Le recours à Aristote et à l’histoire de la philosophie jouent un rôle important dans la Lettre-préface à la traduction française des Principia philosophiae. Ils ont lieu dans le sillage de la hiérarchie des cinq moyens d’atteindre la sagesse, connaissance satisfaisante de la vérité[32]. Là, Aristote va de nouveau être distingué des philosophes qui l’ont suivi. Cette manière d’écarter Aristote de ses successeurs n’est pas nouvelle, nous l’avons vu. Des raffinements apparaissent cependant qui, à ce niveau, ne changent pas le procédé. Ainsi, par exemple, ceux qui l’ont suivi et méconnu se rangent en deux catégories historiques ayant la figure d’Épicure comme point tournant : il y aurait les successeurs immédiats d’Aristote jusqu’à Épicure et « la plupart de ceux de ces derniers siècles qui ont voulu être philosophes[33] ». La nouveauté et l’approfondissement sont ailleurs. Ils sont dans la manière d’inscrire Aristote dans une histoire de la philosophie, de sa circulation, de sa transmission.

D’une certaine manière, dans l’histoire interprétée à la lumière de l’épistémologie cartésienne, il n’y a pas de commencement, comme nous l’avons vu dans la section précédente : « il y a eu de tout temps de grands hommes qui ont tâché de trouver un cinquième degré pour parvenir à la sagesse ». En tous les temps, à chaque époque, toujours déjà, il y a cette tentative, cette quête. Dans le cadre de la recherche de ce degré particulier, ajouté aux quatre autres, la désignation de « philosophe » a vu le jour, désignation qui donnera le nom à une « profession » qui dure encore au temps de Descartes. Mais, alors, la sagesse de ces « philosophes » est mise en question et leur caractère raisonnable est douteux[34]. Cette quête particulière d’un degré différent n’est pas seulement quête de sagesse et de connaissance certaine comme les autres degrés le permettent mais quête d’un fondement encore toujours plus assuré, recherche des « premières causes et les vrais principes dont on puisse déduire les raisons de tout ce qu’on est capable de savoir[35] ». Non plus donc capacité d’acquérir et d’enseigner des connaissances et de faire entrer dans les leçons de l’expérience, mais profession et engagement raisonné à déduire toutes les connaissances possibles à partir d’un commencement diffracté en causes premières et vrais principes. Or, bien qu’ayant été désigné et l’espace de son élaboration annoncé, ce degré suprême n’a pas été atteint, déclare Descartes. Comme s’il s’agissait de désirer un type de sagesse inaccessible, de maintenir ouvert un horizon. Pourtant – et là commence la charge contre une certaine histoire de la pratique philosophique – pour Descartes, ce cinquième degré de sagesse n’est pas inaccessible et il est lié à une capacité humaine fondamentale[36]. À cette lumière, l’histoire de la philosophie ne saura être que l’histoire des échecs des philosophes successifs : « Toutefois je ne sache point qu’il y en ait eu jusqu’à présent à qui ce dessein ait réussi[37]. »
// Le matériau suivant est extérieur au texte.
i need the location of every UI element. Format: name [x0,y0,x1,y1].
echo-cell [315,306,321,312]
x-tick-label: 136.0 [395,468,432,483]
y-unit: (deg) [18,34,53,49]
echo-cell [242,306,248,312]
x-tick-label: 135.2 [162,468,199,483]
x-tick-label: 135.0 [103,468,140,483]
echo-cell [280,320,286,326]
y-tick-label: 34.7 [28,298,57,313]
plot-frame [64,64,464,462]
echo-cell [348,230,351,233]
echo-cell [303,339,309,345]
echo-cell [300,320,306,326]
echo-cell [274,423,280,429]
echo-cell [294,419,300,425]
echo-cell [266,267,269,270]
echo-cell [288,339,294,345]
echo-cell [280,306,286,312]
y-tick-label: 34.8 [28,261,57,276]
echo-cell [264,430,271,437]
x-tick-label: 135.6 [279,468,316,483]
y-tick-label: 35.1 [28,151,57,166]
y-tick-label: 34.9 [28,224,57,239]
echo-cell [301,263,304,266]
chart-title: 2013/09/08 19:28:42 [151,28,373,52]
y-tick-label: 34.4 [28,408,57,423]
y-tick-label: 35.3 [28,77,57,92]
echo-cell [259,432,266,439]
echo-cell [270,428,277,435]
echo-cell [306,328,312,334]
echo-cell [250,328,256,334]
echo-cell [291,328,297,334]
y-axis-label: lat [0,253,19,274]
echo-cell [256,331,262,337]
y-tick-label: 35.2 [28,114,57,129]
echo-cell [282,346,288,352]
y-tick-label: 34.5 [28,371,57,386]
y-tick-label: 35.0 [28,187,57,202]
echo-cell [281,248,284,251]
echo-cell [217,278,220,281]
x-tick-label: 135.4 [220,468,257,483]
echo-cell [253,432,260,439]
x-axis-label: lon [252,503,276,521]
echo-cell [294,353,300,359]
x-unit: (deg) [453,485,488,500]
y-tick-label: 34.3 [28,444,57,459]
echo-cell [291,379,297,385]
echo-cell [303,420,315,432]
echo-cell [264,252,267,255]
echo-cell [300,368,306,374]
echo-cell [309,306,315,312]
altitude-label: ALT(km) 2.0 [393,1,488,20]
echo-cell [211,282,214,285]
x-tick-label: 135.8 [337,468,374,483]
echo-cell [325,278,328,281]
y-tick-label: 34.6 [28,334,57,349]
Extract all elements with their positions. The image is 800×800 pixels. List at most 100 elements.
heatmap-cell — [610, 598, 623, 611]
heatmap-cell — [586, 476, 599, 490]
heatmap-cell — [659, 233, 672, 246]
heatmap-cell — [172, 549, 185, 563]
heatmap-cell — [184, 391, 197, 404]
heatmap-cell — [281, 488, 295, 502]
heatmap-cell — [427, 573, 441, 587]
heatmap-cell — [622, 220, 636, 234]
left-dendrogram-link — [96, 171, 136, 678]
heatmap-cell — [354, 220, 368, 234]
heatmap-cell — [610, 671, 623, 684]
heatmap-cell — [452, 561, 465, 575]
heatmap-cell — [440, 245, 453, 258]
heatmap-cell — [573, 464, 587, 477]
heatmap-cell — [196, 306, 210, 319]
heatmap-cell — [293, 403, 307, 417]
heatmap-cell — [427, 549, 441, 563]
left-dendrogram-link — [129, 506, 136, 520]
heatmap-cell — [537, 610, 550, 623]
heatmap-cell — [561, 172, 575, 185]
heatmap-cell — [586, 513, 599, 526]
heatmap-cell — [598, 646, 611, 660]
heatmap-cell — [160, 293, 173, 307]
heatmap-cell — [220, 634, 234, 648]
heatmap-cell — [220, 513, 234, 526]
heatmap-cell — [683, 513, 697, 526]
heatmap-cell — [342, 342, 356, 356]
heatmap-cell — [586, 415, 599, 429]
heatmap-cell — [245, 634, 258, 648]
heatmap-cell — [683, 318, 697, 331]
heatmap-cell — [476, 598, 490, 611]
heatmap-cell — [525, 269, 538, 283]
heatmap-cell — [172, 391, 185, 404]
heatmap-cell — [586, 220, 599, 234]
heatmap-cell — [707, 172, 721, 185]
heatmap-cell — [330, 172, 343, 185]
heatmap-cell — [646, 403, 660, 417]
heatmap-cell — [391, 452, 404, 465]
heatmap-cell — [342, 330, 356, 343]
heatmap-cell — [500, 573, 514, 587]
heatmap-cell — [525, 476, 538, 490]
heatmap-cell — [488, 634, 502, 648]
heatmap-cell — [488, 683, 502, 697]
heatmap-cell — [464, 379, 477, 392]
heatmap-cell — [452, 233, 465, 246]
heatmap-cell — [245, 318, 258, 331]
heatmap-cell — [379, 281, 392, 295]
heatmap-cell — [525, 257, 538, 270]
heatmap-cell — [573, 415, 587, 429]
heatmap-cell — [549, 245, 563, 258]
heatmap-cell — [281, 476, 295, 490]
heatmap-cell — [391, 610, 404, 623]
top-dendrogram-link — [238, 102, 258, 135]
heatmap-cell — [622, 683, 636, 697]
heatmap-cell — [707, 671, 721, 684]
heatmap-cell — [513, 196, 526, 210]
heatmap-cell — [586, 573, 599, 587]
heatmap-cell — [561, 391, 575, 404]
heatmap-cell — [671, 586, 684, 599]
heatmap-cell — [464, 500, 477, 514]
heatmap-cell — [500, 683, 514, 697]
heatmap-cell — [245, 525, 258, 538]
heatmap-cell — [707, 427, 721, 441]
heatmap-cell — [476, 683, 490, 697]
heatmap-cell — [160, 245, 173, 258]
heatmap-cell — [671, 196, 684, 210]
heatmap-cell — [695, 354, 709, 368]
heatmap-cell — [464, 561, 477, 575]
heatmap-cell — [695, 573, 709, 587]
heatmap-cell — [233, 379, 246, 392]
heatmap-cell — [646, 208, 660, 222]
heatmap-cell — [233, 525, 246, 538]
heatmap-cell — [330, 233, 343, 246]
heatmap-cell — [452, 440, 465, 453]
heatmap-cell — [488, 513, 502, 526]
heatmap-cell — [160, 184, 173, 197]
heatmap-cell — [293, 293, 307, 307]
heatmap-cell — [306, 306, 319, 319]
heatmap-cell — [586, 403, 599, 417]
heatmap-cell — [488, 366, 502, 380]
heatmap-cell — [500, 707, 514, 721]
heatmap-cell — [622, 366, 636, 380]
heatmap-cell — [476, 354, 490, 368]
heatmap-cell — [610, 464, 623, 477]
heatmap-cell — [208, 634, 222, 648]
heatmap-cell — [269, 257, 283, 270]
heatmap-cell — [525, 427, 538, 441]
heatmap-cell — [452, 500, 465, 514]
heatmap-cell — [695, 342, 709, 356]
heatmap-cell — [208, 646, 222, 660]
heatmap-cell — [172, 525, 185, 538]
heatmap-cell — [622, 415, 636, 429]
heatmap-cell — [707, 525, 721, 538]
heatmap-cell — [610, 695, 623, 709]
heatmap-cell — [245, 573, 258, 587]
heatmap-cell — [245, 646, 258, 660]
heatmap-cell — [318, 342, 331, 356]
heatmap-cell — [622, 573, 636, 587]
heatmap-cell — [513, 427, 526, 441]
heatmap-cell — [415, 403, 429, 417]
À la suite de cette description de l’acte philosophique comme acte inachevé et tenu en échec, une brève notice historique est donnée à lire :

Les premiers et les principaux dont nous ayons les écrits sont Platon et Aristote, entre lesquels il n’y a eu autre différence sinon que le premier, suivant les traces de son maître Socrate, a ingénument confessé qu’il n’avait encore rien pu trouver de certain, et s’est contenté d’écrire les choses qui lui ont semblé être vraisemblables, imaginant à cet effet quelques principes par lesquels il tâchait de rendre raison des autres choses : au lieu qu’Aristote a eu moins de franchise ; et bien qu’il eût été vingt ans son disciple, et qu’il n’eût point d’autres principes que les siens, il a entièrement changé la façon de les débiter, et les a proposés comme vrais et assurés, quoiqu’il n’y ait aucune apparence qu’il les ait jamais estimés tels[38].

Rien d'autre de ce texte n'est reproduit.